Added two TiFlash nodes, executed "ALTER TABLE tab SET TIFLASH REPLICA 1"; data synchronization shows no progress after a while

Note:
This topic has been translated from a Chinese forum by GPT and might contain errors.

Original topic: 新增两个tiflash节点,执行alter table tab SET TIFLASH REPLICA 1;数据同步一点后无进度

| username: qiuxb

[TiDB Usage Environment] Production Environment / Testing / PoC
[TiDB Version] v4.0.8
[Reproduction Path] Operations performed that led to the issue
[Encountered Issue: Issue Phenomenon and Impact]

Two old TiFlash nodes were abnormal. After recycling and decommissioning them, two new TiFlash nodes were added.
After executing ALTER TABLE tab SET TIFLASH REPLICA 1;
Data synchronized a bit, but then there was no progress. From the TiFlash machine, the disk space also stopped growing.

[Resource Configuration]
[Attachments: Screenshots/Logs/Monitoring]

| username: tidb狂热爱好者 | Original post link

Wait for 0.05.

| username: Jolyne | Original post link

TiFlash pulls logs from TiKV and asynchronously synchronizes the data. You can wait a bit longer to see.
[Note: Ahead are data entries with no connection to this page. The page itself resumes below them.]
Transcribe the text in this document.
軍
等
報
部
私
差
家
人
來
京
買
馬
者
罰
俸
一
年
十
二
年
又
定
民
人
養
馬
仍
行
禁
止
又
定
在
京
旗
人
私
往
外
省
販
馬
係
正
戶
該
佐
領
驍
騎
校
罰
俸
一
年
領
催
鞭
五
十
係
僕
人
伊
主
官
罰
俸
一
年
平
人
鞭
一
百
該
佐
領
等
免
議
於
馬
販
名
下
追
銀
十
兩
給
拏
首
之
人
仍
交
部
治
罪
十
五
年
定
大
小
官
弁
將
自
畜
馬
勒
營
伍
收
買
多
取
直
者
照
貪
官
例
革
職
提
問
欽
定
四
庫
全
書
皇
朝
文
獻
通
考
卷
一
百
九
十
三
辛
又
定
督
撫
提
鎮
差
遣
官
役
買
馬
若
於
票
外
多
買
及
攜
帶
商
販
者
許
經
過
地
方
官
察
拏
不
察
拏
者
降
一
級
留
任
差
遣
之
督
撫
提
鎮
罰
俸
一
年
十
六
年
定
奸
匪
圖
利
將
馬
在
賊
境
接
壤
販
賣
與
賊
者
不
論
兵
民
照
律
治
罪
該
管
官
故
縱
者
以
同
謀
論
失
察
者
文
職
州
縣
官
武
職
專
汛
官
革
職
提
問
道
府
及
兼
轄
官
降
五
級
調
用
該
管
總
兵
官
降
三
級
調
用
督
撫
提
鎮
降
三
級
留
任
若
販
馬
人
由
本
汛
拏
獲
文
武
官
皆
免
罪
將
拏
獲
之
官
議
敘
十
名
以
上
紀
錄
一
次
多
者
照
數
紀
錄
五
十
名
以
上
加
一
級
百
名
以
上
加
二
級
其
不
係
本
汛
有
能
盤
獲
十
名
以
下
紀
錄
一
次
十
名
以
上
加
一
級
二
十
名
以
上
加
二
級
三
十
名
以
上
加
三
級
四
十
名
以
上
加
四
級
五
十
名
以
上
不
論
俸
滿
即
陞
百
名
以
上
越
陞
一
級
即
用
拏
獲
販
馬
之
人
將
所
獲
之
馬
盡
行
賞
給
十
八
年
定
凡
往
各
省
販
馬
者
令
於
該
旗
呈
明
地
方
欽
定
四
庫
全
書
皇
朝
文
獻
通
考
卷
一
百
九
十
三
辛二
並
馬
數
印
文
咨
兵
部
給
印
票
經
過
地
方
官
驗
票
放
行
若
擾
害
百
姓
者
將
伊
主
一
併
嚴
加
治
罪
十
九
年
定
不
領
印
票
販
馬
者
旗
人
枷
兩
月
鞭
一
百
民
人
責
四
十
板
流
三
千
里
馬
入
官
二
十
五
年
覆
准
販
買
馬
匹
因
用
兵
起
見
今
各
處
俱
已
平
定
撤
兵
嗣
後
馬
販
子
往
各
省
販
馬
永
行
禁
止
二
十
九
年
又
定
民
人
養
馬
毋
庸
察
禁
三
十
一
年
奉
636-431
| username: qiuxb | Original post link

There has been a change, but it’s too slow. This is a table with 10 million rows, and I also have a table with 2.2 billion rows. How can I speed it up?

| username: tidb狂热爱好者 | Original post link

Upgrade hardware

| username: qiuxb | Original post link

TiFlash is on a separate physical machine, all of which are high-end configurations. It seems the bottleneck is not in TiFlash.

| username: qiuxb | Original post link

Currently, there are 7 tables, and TiFlash replicas have been built. Four tables have progress. Will this synchronization affect the performance of TiKV?

| username: tidb菜鸟一只 | Original post link

The performance of TiFlash in version 4.0 is estimated to be somewhat lacking, but the performance in the new version will be much stronger.

| username: Jolyne | Original post link

No, it will only read the raftlog on TiKV without performing any operations on TiKV. The two are separate.

| username: wuxiangdong | Original post link

Adding nodes to TiFlash should improve the situation.

| username: 魔礼养羊 | Original post link

The reasons for slowness are nothing more than hardware (CPU/MEM/network IO/disk IO), software environment (application system interference), and database execution efficiency. Based on the principle that TFlash reads TiKV’s raft log, first, check if there are any bottlenecks in the CPU and memory (Tiflash and TiKV). If there are none, then increasing hardware resources is not very meaningful. Secondly, check the system processes. Generally, database systems are deployed independently, so this probability is estimated to be low, but it can be checked. Finally, regarding database execution efficiency, you should first look at the logs to see if there are any system failures or warning logs. Only providing the result of slow execution without logs makes it difficult to diagnose the problem.